For simplicity, we only consider a single decision stage and focus on binary treatments. It will be useful in practice to extend CQTE and its associated testing procedure to multi-stages with multiple treatment options. Moreover, our test statistic relies on the kernel-based estimators of the contrast function. It is well known that the kernel-based estimations will behave poorly when the dimension of the covariates is large. How to adapt our test statistics to handle high-dimensional covariates remains challenging.

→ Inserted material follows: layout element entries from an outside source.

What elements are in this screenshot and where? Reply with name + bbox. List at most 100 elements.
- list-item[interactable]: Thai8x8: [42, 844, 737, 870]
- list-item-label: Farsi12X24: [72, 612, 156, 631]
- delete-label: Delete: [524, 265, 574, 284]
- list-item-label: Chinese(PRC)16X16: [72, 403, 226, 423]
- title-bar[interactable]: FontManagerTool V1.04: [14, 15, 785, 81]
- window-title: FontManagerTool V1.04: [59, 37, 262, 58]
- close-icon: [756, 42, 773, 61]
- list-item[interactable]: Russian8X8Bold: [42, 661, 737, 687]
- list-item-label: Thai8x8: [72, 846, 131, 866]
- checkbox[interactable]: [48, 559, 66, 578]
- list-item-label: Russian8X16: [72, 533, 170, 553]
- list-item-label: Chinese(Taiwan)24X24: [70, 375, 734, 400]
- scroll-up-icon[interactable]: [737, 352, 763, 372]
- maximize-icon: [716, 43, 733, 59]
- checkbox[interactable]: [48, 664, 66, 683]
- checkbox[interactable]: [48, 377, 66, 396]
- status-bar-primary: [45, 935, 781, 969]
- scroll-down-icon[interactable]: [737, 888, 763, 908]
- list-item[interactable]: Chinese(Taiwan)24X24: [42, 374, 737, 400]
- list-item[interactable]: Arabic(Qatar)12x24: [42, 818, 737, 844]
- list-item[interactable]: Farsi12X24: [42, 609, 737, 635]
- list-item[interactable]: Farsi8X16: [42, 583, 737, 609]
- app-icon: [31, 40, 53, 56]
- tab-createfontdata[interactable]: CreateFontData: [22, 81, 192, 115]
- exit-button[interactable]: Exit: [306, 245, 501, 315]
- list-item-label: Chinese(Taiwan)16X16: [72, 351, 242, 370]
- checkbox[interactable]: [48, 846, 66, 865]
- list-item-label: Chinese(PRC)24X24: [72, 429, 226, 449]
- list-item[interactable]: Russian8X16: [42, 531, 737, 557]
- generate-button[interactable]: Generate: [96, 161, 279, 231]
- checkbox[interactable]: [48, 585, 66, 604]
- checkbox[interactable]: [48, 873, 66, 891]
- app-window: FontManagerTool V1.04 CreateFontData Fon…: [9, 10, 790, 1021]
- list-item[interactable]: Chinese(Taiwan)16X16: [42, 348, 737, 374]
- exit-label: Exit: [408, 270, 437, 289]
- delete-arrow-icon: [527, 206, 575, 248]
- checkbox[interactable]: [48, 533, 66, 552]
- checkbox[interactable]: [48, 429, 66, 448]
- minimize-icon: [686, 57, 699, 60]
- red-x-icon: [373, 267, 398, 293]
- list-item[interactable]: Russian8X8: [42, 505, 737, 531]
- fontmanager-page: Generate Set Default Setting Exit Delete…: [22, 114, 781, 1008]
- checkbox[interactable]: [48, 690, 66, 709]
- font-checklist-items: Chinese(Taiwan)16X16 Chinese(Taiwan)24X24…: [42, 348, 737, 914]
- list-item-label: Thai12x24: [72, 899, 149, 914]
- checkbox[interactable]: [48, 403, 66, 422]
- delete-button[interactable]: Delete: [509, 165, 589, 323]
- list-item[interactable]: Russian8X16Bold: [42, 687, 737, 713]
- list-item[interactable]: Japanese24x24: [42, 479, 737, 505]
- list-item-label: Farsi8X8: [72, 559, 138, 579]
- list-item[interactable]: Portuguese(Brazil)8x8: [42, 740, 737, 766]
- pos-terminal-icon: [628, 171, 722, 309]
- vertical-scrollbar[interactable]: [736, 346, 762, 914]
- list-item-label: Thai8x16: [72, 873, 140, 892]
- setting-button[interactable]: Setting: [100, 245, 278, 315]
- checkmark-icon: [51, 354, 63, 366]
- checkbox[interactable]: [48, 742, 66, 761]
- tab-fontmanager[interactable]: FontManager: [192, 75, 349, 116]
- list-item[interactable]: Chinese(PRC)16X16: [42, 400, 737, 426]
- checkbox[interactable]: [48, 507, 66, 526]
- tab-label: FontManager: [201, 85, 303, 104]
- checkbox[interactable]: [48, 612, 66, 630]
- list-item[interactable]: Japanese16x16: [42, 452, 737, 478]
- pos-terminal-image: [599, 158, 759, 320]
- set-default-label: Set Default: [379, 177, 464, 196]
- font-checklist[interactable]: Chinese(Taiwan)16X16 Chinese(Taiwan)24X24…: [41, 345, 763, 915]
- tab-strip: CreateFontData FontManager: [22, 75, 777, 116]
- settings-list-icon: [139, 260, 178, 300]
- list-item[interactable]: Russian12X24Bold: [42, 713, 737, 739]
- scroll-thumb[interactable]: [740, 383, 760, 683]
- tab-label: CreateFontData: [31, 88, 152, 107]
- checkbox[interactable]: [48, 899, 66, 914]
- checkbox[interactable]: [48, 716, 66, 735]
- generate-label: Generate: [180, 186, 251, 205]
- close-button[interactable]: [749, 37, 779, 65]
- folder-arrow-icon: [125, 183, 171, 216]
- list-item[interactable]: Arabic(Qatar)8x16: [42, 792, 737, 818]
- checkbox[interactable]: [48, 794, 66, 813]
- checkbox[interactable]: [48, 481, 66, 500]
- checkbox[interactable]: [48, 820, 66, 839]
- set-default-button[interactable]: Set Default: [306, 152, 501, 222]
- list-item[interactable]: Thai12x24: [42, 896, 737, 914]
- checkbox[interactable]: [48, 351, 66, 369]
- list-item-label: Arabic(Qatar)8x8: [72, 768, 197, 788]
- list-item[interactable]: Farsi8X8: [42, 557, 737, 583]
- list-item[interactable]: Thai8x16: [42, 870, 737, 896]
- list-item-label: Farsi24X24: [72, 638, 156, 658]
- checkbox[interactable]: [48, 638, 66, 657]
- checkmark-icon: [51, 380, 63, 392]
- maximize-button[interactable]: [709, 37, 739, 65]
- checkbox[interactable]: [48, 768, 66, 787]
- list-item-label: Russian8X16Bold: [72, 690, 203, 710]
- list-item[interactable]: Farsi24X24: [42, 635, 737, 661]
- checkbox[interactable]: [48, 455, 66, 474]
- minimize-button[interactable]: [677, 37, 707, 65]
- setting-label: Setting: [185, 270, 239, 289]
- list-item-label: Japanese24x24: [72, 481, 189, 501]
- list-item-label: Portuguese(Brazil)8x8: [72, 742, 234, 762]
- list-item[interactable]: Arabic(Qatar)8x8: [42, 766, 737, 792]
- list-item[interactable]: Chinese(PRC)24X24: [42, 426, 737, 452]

Our testing procedure requires the specification of the tuning parameters h_W, h_B and η_n (see Section 5). In general, one can set $h_W=c_W{n}^{-{\kappa }_W}$, $h_B=c_B{n}^{-{\kappa }_B}$ and ${\eta }_n=n^{-{\kappa }_0}$ for some c_W,c_B,κ_W,κ_B,κ₀ > 0. In practice, we recommend to set $c_W=2\sqrt{3}$, c_B = 6, κ_W = 1/7, κ_B = 2/7, if p_W > 2, p_B = 1 and $c_W=c_B=2\sqrt{3}$, κ_W = κ_B = 1/7 if p_W,p_B ≥ 2, and κ₀ = 2/7.

We have tried various values of tuning parameters in our simulation studies and find such a choice works well in all scenarios. In Section 10 of the supplementary article, we examine the performance of our test under other choices of tuning parameters. The simulation results are very similar to those in Section 6.